Saturday, March 13, 2010

children of God

Most parents hope that their unborn children will be born healthy. They voice it: "as long as s/he's healthy!" I've been thinking about that. What if their children aren't healthy? By whose definition do we deem a child healthy anyway? If the child is less than our definition of perfect, is he or she less worthy to live? When you think about it, we have some nerve, trying to order a "perfect" child. Our openness to God's will should include embracing whatever children He lends us in this world, in whatever shape they come to us.

I get very upset when I hear of someone who is considering abortion when it is found that there is something "wrong" with her unborn child. Oh, she can rationalize it by saying she wouldn't want the child to suffer but I don't believe that is the true reason. She doesn't want to be bothered or put out in any way. She wants to live the way she wants to live, even at the cost of her child's life. How inconvenient it would be to have to deal with a child with infirmities! It makes me sick to my stomach if I think about it long enough. We're killing our children, in part, because our world sees them as worthless if they have any sort of problem.

Do you know there are fewer and fewer people with Down Syndrome because over 90% of them, when diagnosed in utero, are aborted? Do people not understand what a gift this child can be to his or her whole family, indeed to everyone who encounters him or her?

I heard a story recently of a young man who bags groceries at a supermarket. He has Down Syndrome. Everyone queues up in his line to get their groceries bagged because, in one of each customer's bags, he places a little handwritten note of encouragement, a thought or prayer for the day, something to uplift the reader's spirits. Can you imagine how different life would be for those people without him?

In my life, my cousin David taught me the value of a life that, from a superficial perspective, could be judged worthless. He is 5 years older than I. He is profoundly mentally disabled. I remember his mother feeding him baby food when he was 16 because he didn't know how to chew. (He may have lost all his teeth by then...I can't just remember this detail.) He was toilet-trained but I don't think he could do much else for himself. He did not talk and did not understand a lot of what was said to him. At times, he made his desires known by grunting and squealing.

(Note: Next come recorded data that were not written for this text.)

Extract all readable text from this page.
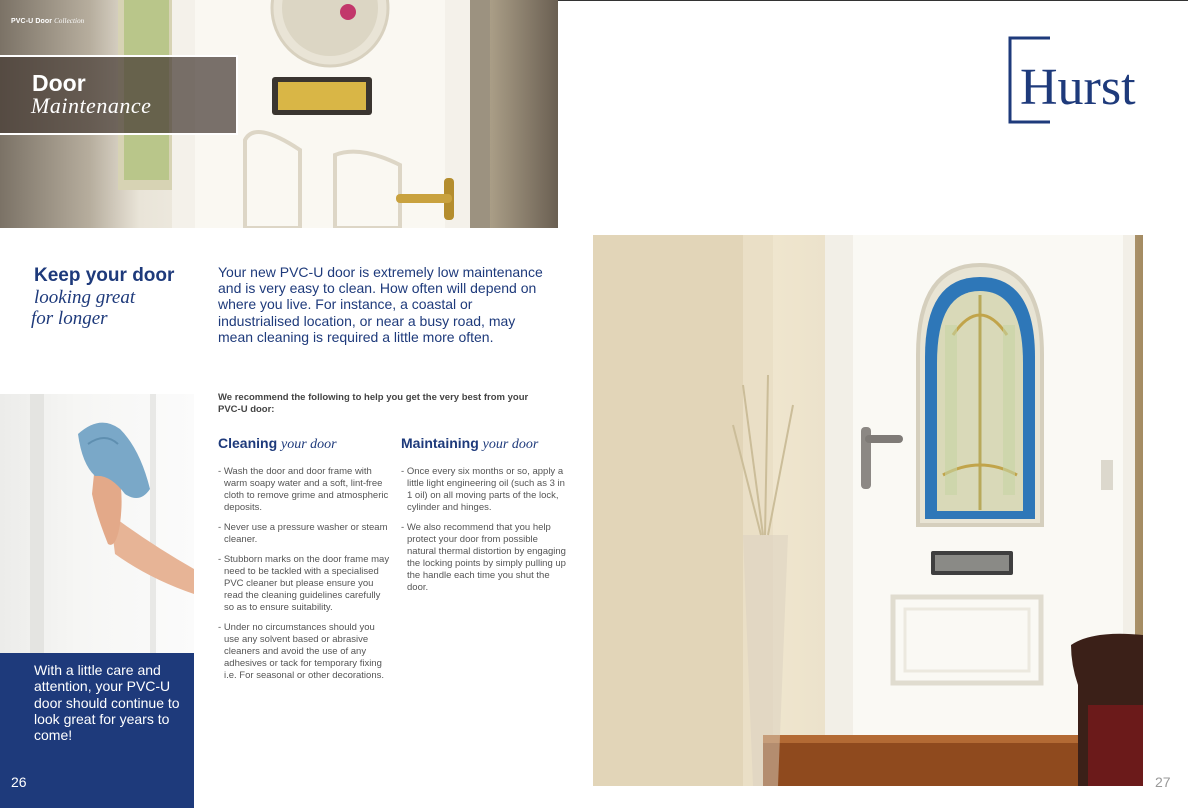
PVC-U Door Collection
Door
Maintenance
Keep your door
looking great
for longer

Your new PVC-U door is extremely low maintenance and is very easy to clean. How often will depend on where you live. For instance, a coastal or industrialised location, or near a busy road, may mean cleaning is required a little more often.

We recommend the following to help you get the very best from your PVC-U door:

Cleaning your door
- Wash the door and door frame with warm soapy water and a soft, lint-free cloth to remove grime and atmospheric deposits.
- Never use a pressure washer or steam cleaner.
- Stubborn marks on the door frame may need to be tackled with a specialised PVC cleaner but please ensure you read the cleaning guidelines carefully so as to ensure suitability.
- Under no circumstances should you use any solvent based or abrasive cleaners and avoid the use of any adhesives or tack for temporary fixing i.e. For seasonal or other decorations.
Maintaining your door
- Once every six months or so, apply a little light engineering oil (such as 3 in 1 oil) on all moving parts of the lock, cylinder and hinges.
- We also recommend that you help protect your door from possible natural thermal distortion by engaging the locking points by simply pulling up the handle each time you shut the door.

With a little care and attention, your PVC-U door should continue to look great for years to come!

26
Hurst
27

My most vivid memory is of David getting out of the car when his family would arrive at our cabin and making a beeline for the lake. He'd stand in shin deep water for a very long time. When he got out, his feet and legs would be covered with leeches. His mother would be there with a salt shaker to get them off. He LOVED the water.

His parents' and his older brother's devotion to him are how I learned to be compassionate and kind to people who are different than I. His family protected him from harm (leeches, notwithstanding!). They loved him. I could see how much they loved him. The difficulty of caring for him was never an issue for them. I never, never heard one word of complaint. Joyful suffering is how I would describe it. David gave them an opportunity to be less self-centered and closer to God in the process of his life and they took it, gladly. How very blessed they were, when I think about it.

When his parents got too old to take care of him, they found a wonderful group home, about an hour away, for him to live. He's happy there. He has a routine. He has wonderful caregivers.

His mother, my aunt (who, by the way, is going to be 90 this year!), told me not long ago that, when she visits him, he knows her. He smiles and laughs. David's brother has been asking her to move where he lives down South but she told me she won't do that as long as David is alive because their visits are important to him. (I have no doubt they're important to her, too.) This is motherly devotion at its finest.

You might want to say it was a heartache for his parents for him to be the way he was born. On the other hand, he taught our entire family many, many life lessons just by being alive. And, I bet, if you were to ask his parents, they'd tell you they'd willingly do it all again. Abortion would never have crossed their minds.

As I've said before, every single one of us comes to this world with something to share. Playing God by aborting His people changes that forever.